Que faire de ces prisonniers dès lors qu’ils ont parlé? Aussaresses se voit alors confier sa principale mission. Chaque jour, lui et son équipe font le tour des centres d’interrogatoires d’Alger. Il s’y opère un tri lugubre. Les «petites mains» sont remises à la justice qui les envoie en prison. Restent les «gros poissons» que les militaires choisissent de liquider. «Les confier à la justice, c’était les voir remis très vite en liberté», confiait Paul Aussaresses au JDD en juin. Dès 1957, les militaires soupçonnent en effet les politiques de vouloir «leur faire un enfant dans le dos», c’est-à-dire de négocier avec le FLN alors qu’on leur demande de le combattre. La tentation est grande d’éliminer ceux qui pourraient devenir demain les interlocuteurs du pouvoir. Les militaires n’y résistent pas. Le commandant Aussaresses sera, au sens propre, l’exécuteur de cette politique. On lui confiera, au passage, les prisonniers trop amochés par la torture pour être remis dans le circuit civil. Dans les années qui suivront la guerre d’Algérie, Aussaresses se vantera – en privé – d’avoir alors abattu deux figures du FLN: Larbi Ben M’hidi, le «Jean Moulin» algérien, dont une des grandes avenues d’Alger porte aujourd’hui le nom, et l’avocat Ali Boumendjel, défenestré après un interrogatoire très sévère. Comment Aussaresses et son équipe s’y prenaient-ils? Les prisonniers étaient achevés à l’arme blanche ou au pistolet, puis déposés dans un charnier à 30 km de la ville. D’autres, embarqués dans des hélicoptères, étaient jetés dans la rade d’Alger. Certains finissaient coulés dans du béton. Aussaresses dit avoir abattu lui-même vingt-quatre personnes. Quel sens peut avoir un tel chiffre alors que la mission de son «escadron de la mort» fut d’en éliminer plusieurs milliers? Il quitte finalement Alger dès 1957 dans des conditions peu claires, sans doute liées à la disparition de l’universitaire communiste Maurice Audin, et à l’aversion croissante qu’il suscite chez de nombreux militaires.

Bob Denard. Il part se faire oublier au SDECE, où il aurait notamment été en charge du fichier des «réservistes» mobilisables en cas de guerre. Parmi eux, un certain Bob Denard. Fidèle, Aussaresses viendra d’ailleurs témoigner en faveur de ce dernier lors de son procès en 1999. Son expérience du renseignement acquise en Indochine, en Malaisie avec les Britanniques, puis en Algérie, lui vaudra de partir, de 1960 à 1963, comme officier de liaison à Fort Bragg (Caroline du Nord), l’école des paras américains où sont formés les Special Forces avant leur départ pour le Vietnam.

Réseaux Foccard.

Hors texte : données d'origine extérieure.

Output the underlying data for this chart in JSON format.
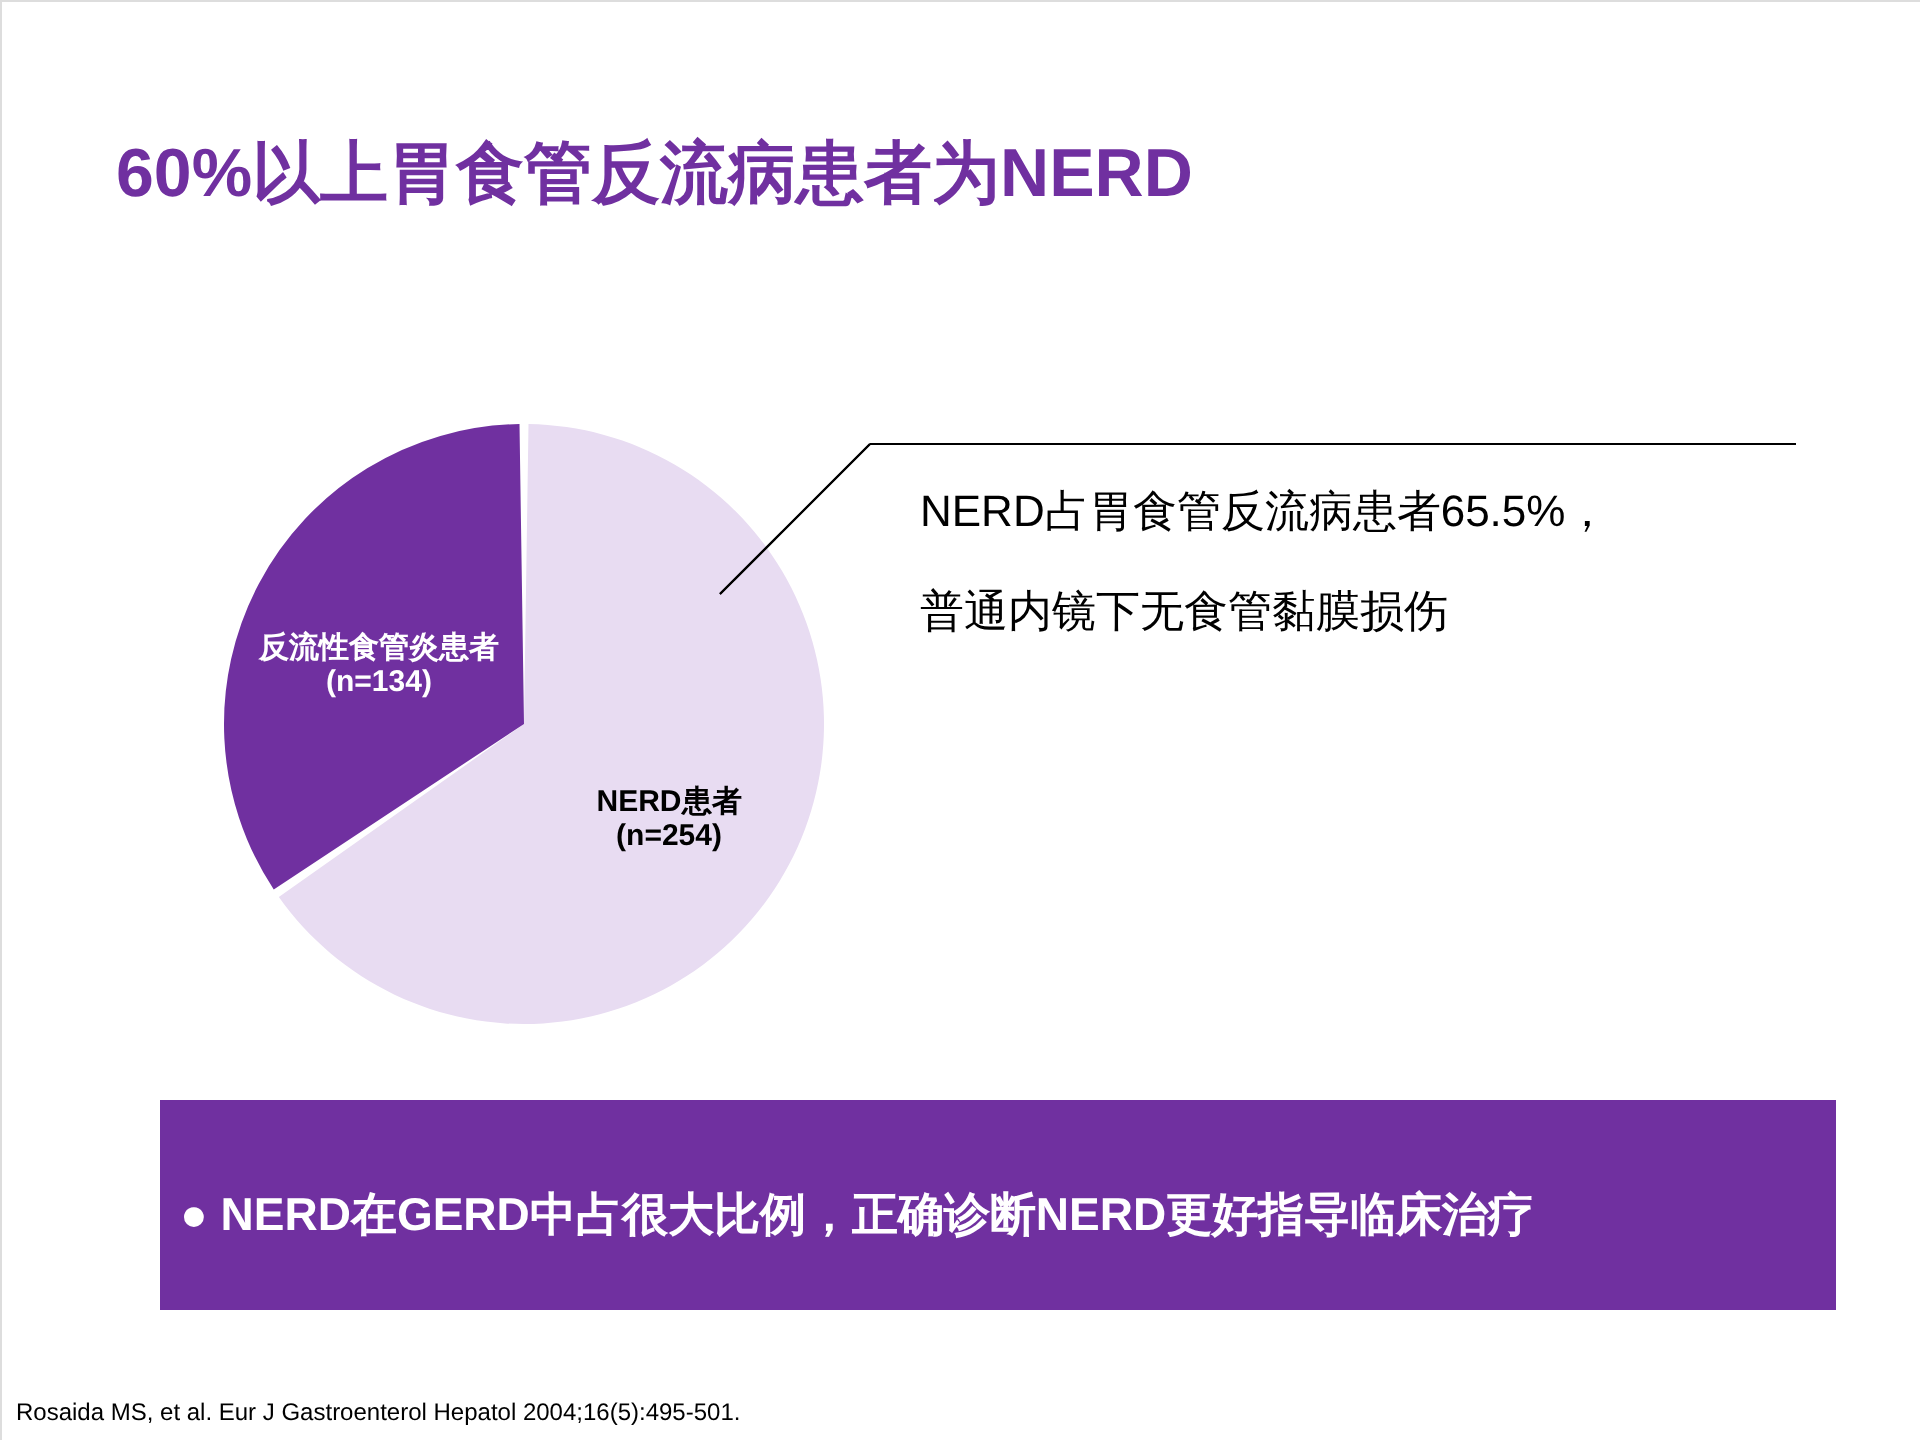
{
  "chart_data": {
    "type": "pie",
    "title": "60%以上胃食管反流病患者为NERD",
    "categories": [
      "NERD患者",
      "反流性食管炎患者"
    ],
    "values": [
      254,
      134
    ],
    "value_labels": [
      "(n=254)",
      "(n=134)"
    ],
    "colors": [
      "#e8dcf2",
      "#7030a0"
    ],
    "annotations": [
      "NERD占胃食管反流病患者65.5%，",
      "普通内镜下无食管黏膜损伤",
      "●  NERD在GERD中占很大比例，正确诊断NERD更好指导临床治疗",
      "Rosaida MS, et al. Eur J Gastroenterol Hepatol 2004;16(5):495-501."
    ]
  }
}
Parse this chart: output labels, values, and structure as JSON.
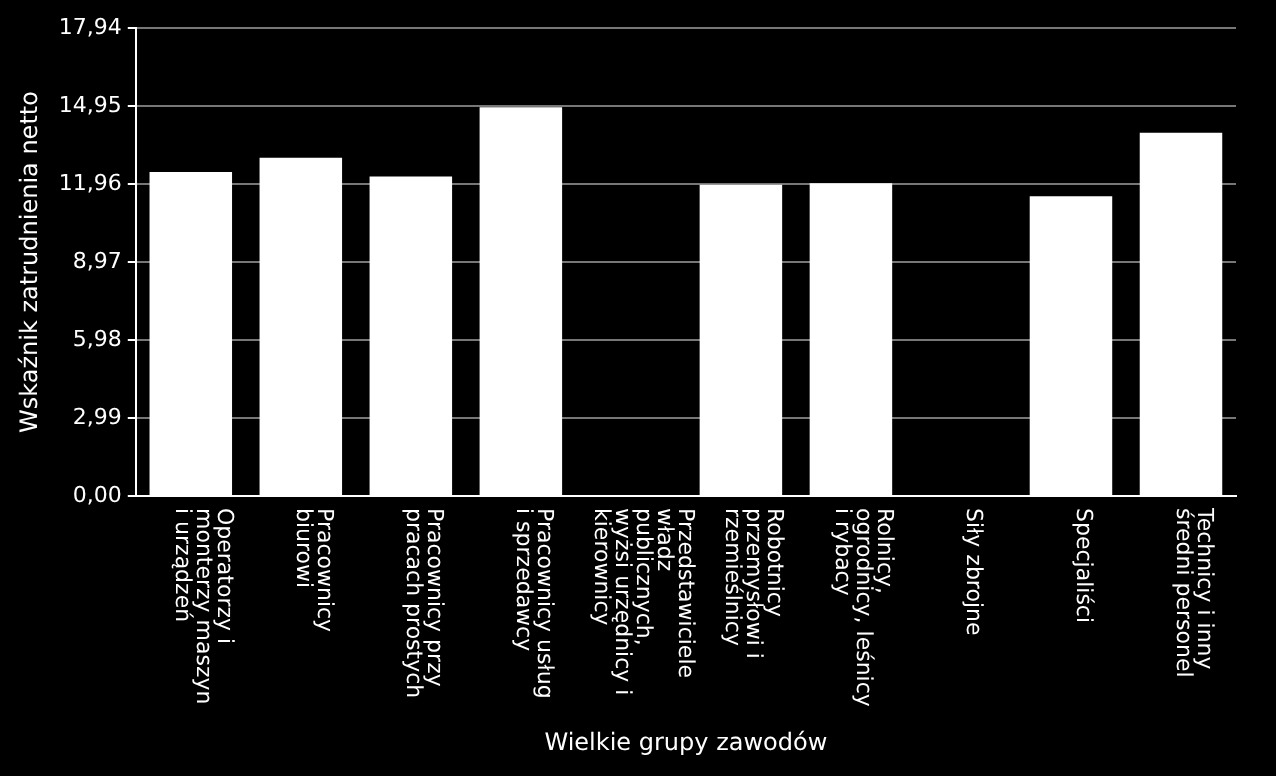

Sa mauvaise réputation dans la caste militaire ne l’empêche pas d’obtenir, en 1966, le commandement de l’une des unités les plus prestigieuses de l’armée française, le 1er Régiment de chasseurs parachutistes. L’homme dispose en effet de nombreux amis. Gaulliste, proche des réseaux Foccard, il participe à la reprise en main d’une armée de Terre assommée par le putsch de 1961 mais au sein de laquelle l’OAS garde de nombreux amis. Ce n’est pas son bord. Là encore, il est mal vu par les officiers qui, à quelques exceptions près, considèrent qu’un gaulliste ne vaut pas mieux qu’un communiste. Sa fidélité au pouvoir lui permet d’obtenir ses deux étoiles de général de brigade et un poste confortable d’attaché militaire au Brésil. Il quitte l’armée en 1975 avec un contrat de marchands d’armes chez Thomsom-Brandt qui lui assure un train de vie confortable. Ses copains finiront même par l’élire à la présidence de la très droitière Union nationale des parachutistes. Beaucoup d’honneurs pour celui que ces anciens camarades qualifient toujours de «vieux tueur».

(1) Sollicité pour cet article, M. Paul Aussaresses a refusé de recevoir Libération.

(2) Georges Fleury est notamment l’auteur de La Guerre en Algérie, éd. Perrin, 1999.

(3) Jean Lartéguy, Les Centurions, réédite dans le volume Récits de guerre, éd. Omnibus.

(4) Yves Courrière, Le Temps des léopards, deuxième volume de La Guerre d’Algérie, réédition dans la collection Bouquins, éd. Robert Laffont. Le récit le plus complet sur cette période.